Britain, U.S. Push for Mugabe Travel Ban
This article is from the archive of The New York Sun before the launch of its new website in 2022. The Sun has neither altered nor updated such articles but will seek to correct any errors, mis-categorizations or other problems introduced during transfer.
Rusutsu, Japan — Prime Minister Brown of Britain, vowed to punish the “criminal cabal” running Zimbabwe yesterday as Britain and America urged the United Nations to impose a global travel ban on President Mugabe and 13 allies.
A draft resolution preventing Zimbabwe’s leaders from crossing any international frontier and freezing their overseas assets was submitted to the U.N. Security Council.
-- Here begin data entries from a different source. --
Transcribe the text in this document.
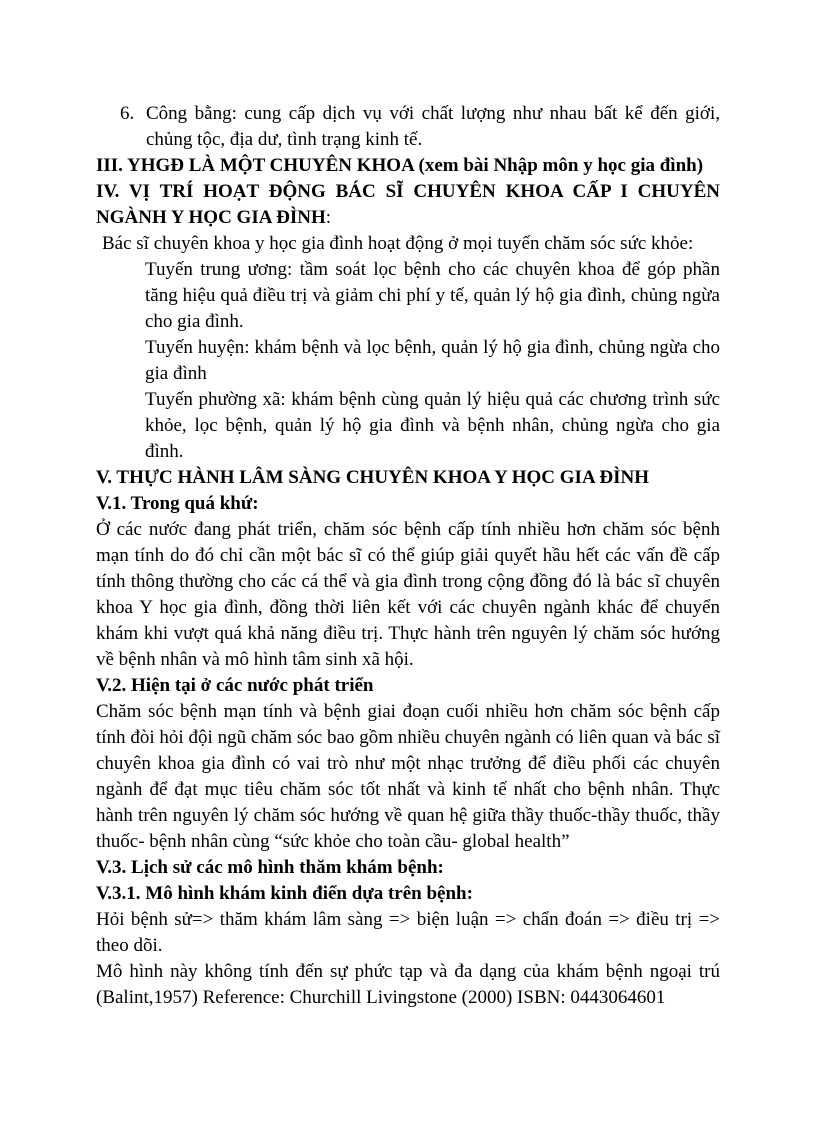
6. Công bằng: cung cấp dịch vụ với chất lượng như nhau bất kể đến giới, chủng tộc, địa dư, tình trạng kinh tế.

III. YHGĐ LÀ MỘT CHUYÊN KHOA (xem bài Nhập môn y học gia đình)

IV. VỊ TRÍ HOẠT ĐỘNG BÁC SĨ CHUYÊN KHOA CẤP I CHUYÊN

NGÀNH Y HỌC GIA ĐÌNH:

Bác sĩ chuyên khoa y học gia đình hoạt động ở mọi tuyến chăm sóc sức khỏe:

Tuyến trung ương: tầm soát lọc bệnh cho các chuyên khoa để góp phần tăng hiệu quả điều trị và giảm chi phí y tế, quản lý hộ gia đình, chủng ngừa cho gia đình.

Tuyến huyện: khám bệnh và lọc bệnh, quản lý hộ gia đình, chủng ngừa cho gia đình

Tuyến phường xã: khám bệnh cùng quản lý hiệu quả các chương trình sức khỏe, lọc bệnh, quản lý hộ gia đình và bệnh nhân, chủng ngừa cho gia đình.

V. THỰC HÀNH LÂM SÀNG CHUYÊN KHOA Y HỌC GIA ĐÌNH

V.1. Trong quá khứ:

Ở các nước đang phát triển, chăm sóc bệnh cấp tính nhiều hơn chăm sóc bệnh mạn tính do đó chỉ cần một bác sĩ có thể giúp giải quyết hầu hết các vấn đề cấp tính thông thường cho các cá thể và gia đình trong cộng đồng đó là bác sĩ chuyên khoa Y học gia đình, đồng thời liên kết với các chuyên ngành khác để chuyển khám khi vượt quá khả năng điều trị. Thực hành trên nguyên lý chăm sóc hướng về bệnh nhân và mô hình tâm sinh xã hội.

V.2. Hiện tại ở các nước phát triển

Chăm sóc bệnh mạn tính và bệnh giai đoạn cuối nhiều hơn chăm sóc bệnh cấp tính đòi hỏi đội ngũ chăm sóc bao gồm nhiều chuyên ngành có liên quan và bác sĩ chuyên khoa gia đình có vai trò như một nhạc trưởng để điều phối các chuyên ngành để đạt mục tiêu chăm sóc tốt nhất và kinh tế nhất cho bệnh nhân. Thực hành trên nguyên lý chăm sóc hướng về quan hệ giữa thầy thuốc-thầy thuốc, thầy thuốc- bệnh nhân cùng “sức khỏe cho toàn cầu- global health”

V.3. Lịch sử các mô hình thăm khám bệnh:

V.3.1. Mô hình khám kinh điển dựa trên bệnh:

Hỏi bệnh sử=> thăm khám lâm sàng => biện luận => chẩn đoán => điều trị => theo dõi.

Mô hình này không tính đến sự phức tạp và đa dạng của khám bệnh ngoại trú (Balint,1957) Reference: Churchill Livingstone (2000) ISBN: 0443064601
America and the European Union already have the measures in place. The new proposal would make them global.
The prime minister won agreement for the move during the G-8 summit on the Japanese island of Hokkaido. A vote on the draft resolution, co-sponsored by Britain and America, is expected later this week. The G-8 includes four of the Security Council’s five permanent members and British diplomats are confident that they can win the nine votes needed for the 15-member body to approve a resolution.
Mr. Brown said that Zimbabwe’s crisis had been “at the center” of his agenda and the other leaders had agreed on these “new sanctions against an illegitimate regime which has blood on its hands.”